Этот шок, судя по всему, был намеренно заложен в «настройки» фильма, поскольку эротическая составляющая картины, помимо решения собственно художественных задач, выполняла еще одну функцию – отвлекающую. Главная идеологическая диверсия была в другом. В точном, моментально опознаваемом (авто)портрете массового советского человека: как он есть, в естественных условиях обитания, с естественным же набором реакций на эти условия. Коллективном портрете латентных строителей коммунизма, при создании которого авторы фильма тщательно избегали «милых» позднесоветских штампов с деревенскими чудаками[236] и симпатичными тонко чувствующими аутсайдерами (в миру – ироничными слесарями с глубоким внутренним миром)[237]. И портрет этот был настолько (само)убийственным, что требовал скрытой подачи. Эротика в «Маленькой Вере» не привлекала внимания к «точечному» месседжу, а заслоняла собой месседж системный: она была растворена в экранной повседневности как острая приправа, заставляющая зрителя без особого сопротивления и шока проглотить основное блюдо. Поскольку это была не просто любовь среди развалин. Это была любовь среди развалин той вселенной, которую советские люди строили на протяжении семидесяти лет.
Строители руин
Если попытаться все происходящее в мире, который показан на экране Василием Пичулом, представить себе как некий единый системный процесс, то обозначить этот процесс можно одним коротким словосочетанием: самовоспроизводство руин. У персонажей фильма есть некая понятная и привычная им жизнь, они простраивают планы на будущее, они где-то кем-то работают и учатся – или готовятся учиться и работать. Но что бы они ни строили, они строят руины, столь же непригодные для жизни, как и тот выморочный мир, в котором они обитают прямо здесь и сейчас. Им скучно, или страшно, или больно: и вместе они держатся не потому, что им есть что делать вместе, а просто потому, что им скучно, страшно и больно. Об этом же, собственно, и сюжетообразующая история двух протагонистов: яркого мальчика из среды мелкой – областного розлива – номенклатуры и драйвовой девочки из пролетарской пятиэтажки.
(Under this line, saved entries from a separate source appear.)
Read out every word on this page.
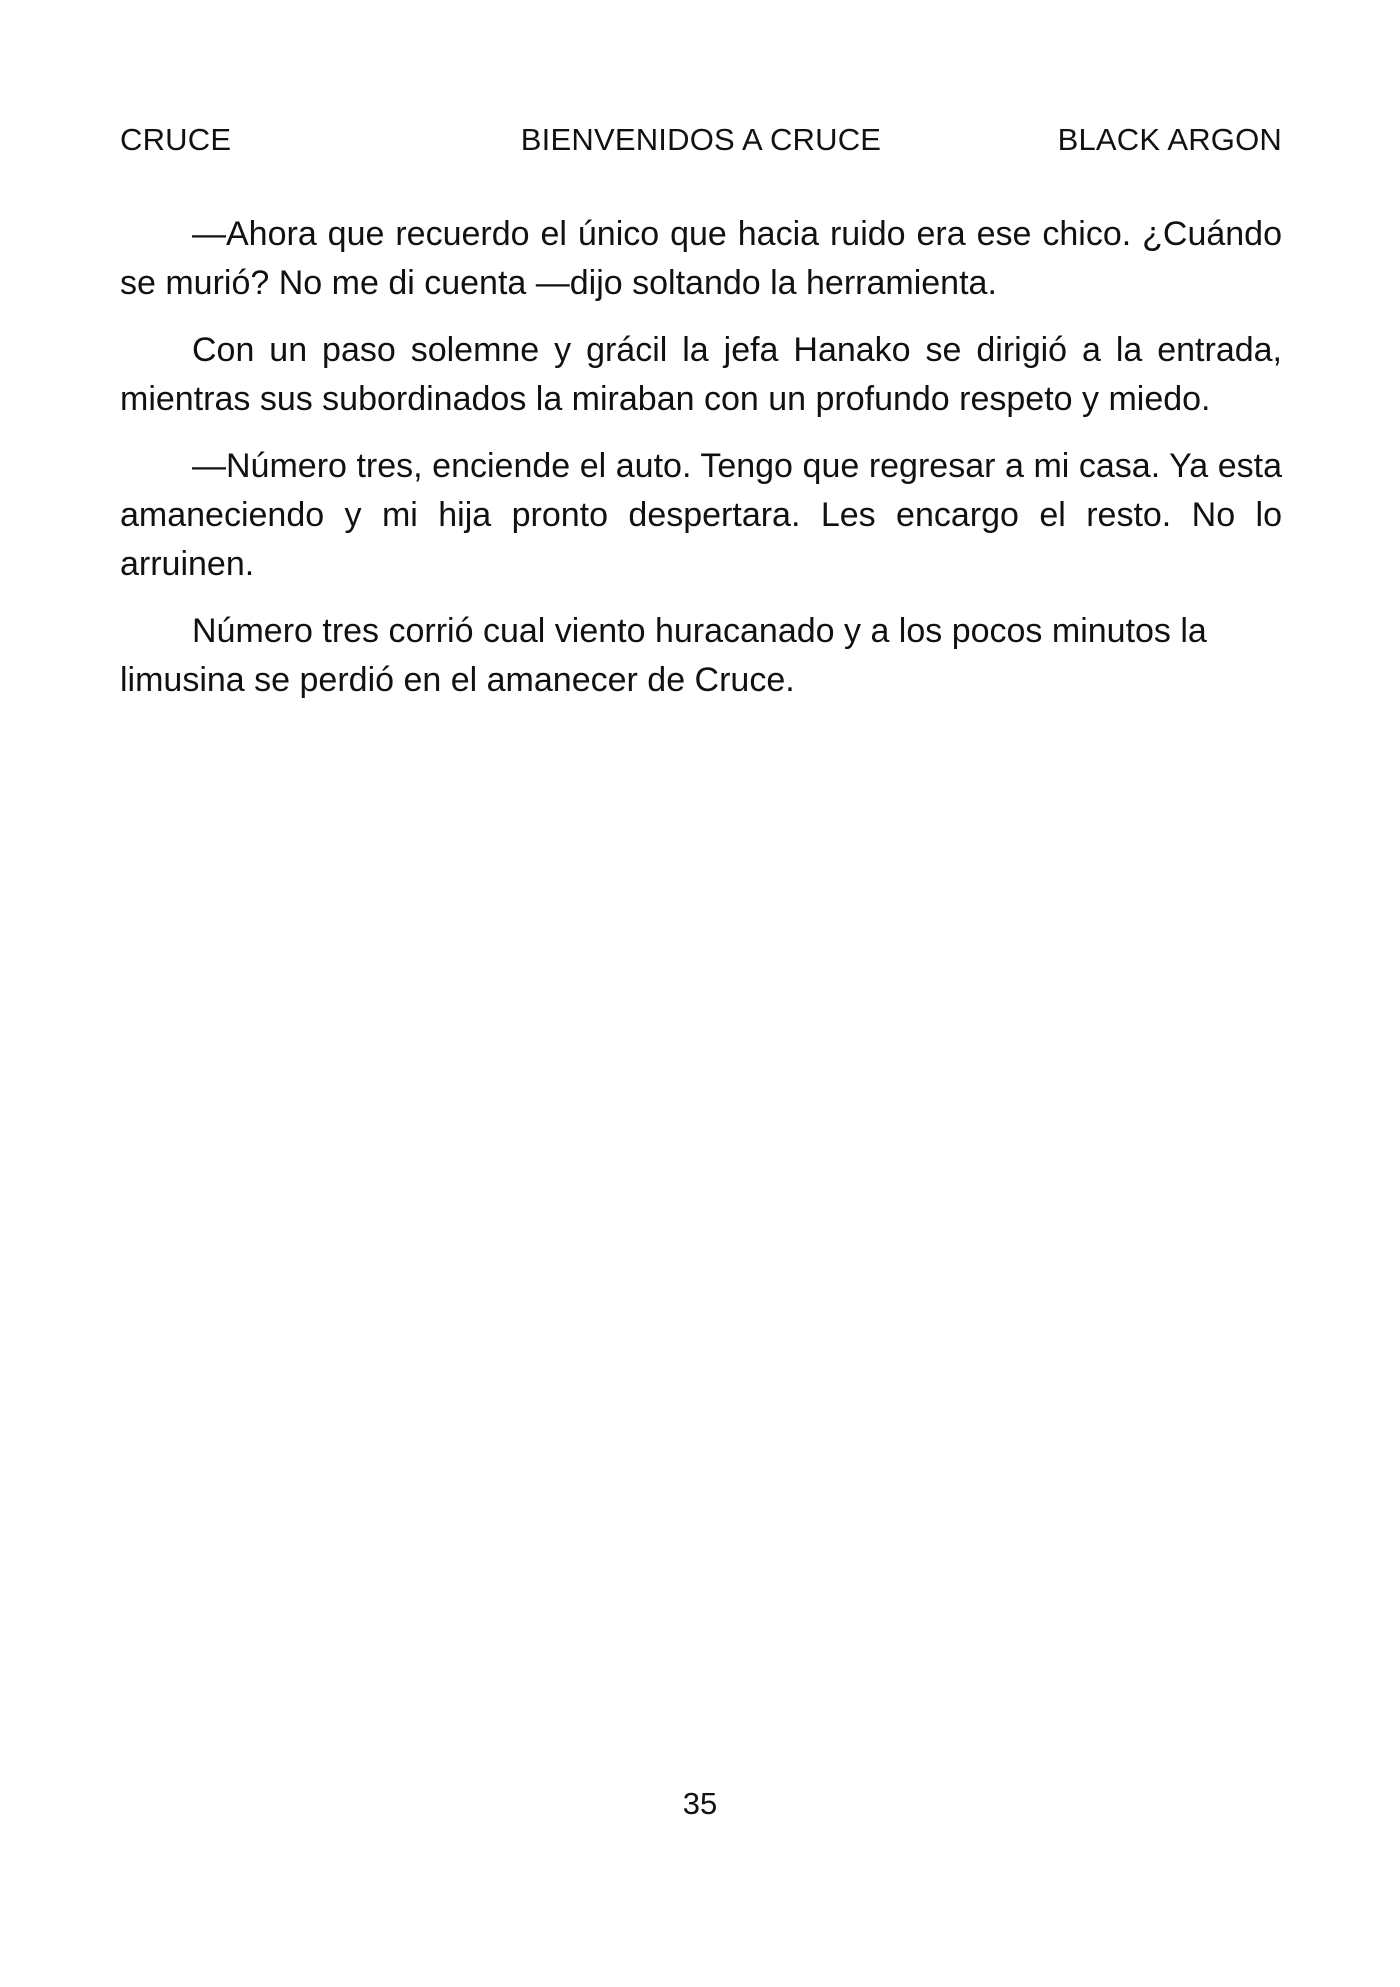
CRUCE	BIENVENIDOS A CRUCE	BLACK ARGON

—Ahora que recuerdo el único que hacia ruido era ese chico. ¿Cuándo se murió? No me di cuenta —dijo soltando la herramienta.

Con un paso solemne y grácil la jefa Hanako se dirigió a la entrada, mientras sus subordinados la miraban con un profundo respeto y miedo.

—Número tres, enciende el auto. Tengo que regresar a mi casa. Ya esta amaneciendo y mi hija pronto despertara. Les encargo el resto. No lo arruinen.

Número tres corrió cual viento huracanado y a los pocos minutos la limusina se perdió en el amanecer de Cruce.

35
История про двух покалеченных людей как потенциальных создателей очередной социальной ячейки.
За пять лет до Василия Пичула в «Полетах во сне и наяву» Роман Балаян уже создал очень злой и точный портрет советского человека. Но то был портрет сугубо локальный, привязанный к конкретному поколению и конкретной социальной страте: портрет интеллигента-шестидесятника, получившего в первой половине 1960-х техническое или естественно-научное образование, а к концу следующего десятилетия, к собственным сорока годам, потерявшего смысл того, что происходит как вокруг, так и внутри него. У Пичула же выведен позднесоветский человек en masse, с этакой постнеореалистической установкой на снятие эстетической дистанции.
Поэтому фильм подчеркнуто неполиткорректен и подчеркнуто жестко работает с цитатами из кинематографа, привычного для тогдашнего отечественного зрителя. Именно с такой цитаты Пичул и начинает свою ленту, «подложив» под титры лобовую отсылку к одной из самых популярных картин конца брежневской эпохи, к «Вам и не снилось». Этот фильм, снятый Ильей Фрэзом за восемь лет до «Маленькой Веры», в самом конце брежневской эпохи, представлял собой вдохновенный гимн семидесятнической грезе о маленькой приватной идиллии и весь был построен на эскапистском мифе о всепобеждающей любви малых мира сего, на сюжете о современных Дафнисе и Хлое[238], где есть место испытаниям и смерти, но есть и обещание невиданного счастья вдвоем, которое позволит юным героям отрясти от ног прах убогой и бескрылой повседневности.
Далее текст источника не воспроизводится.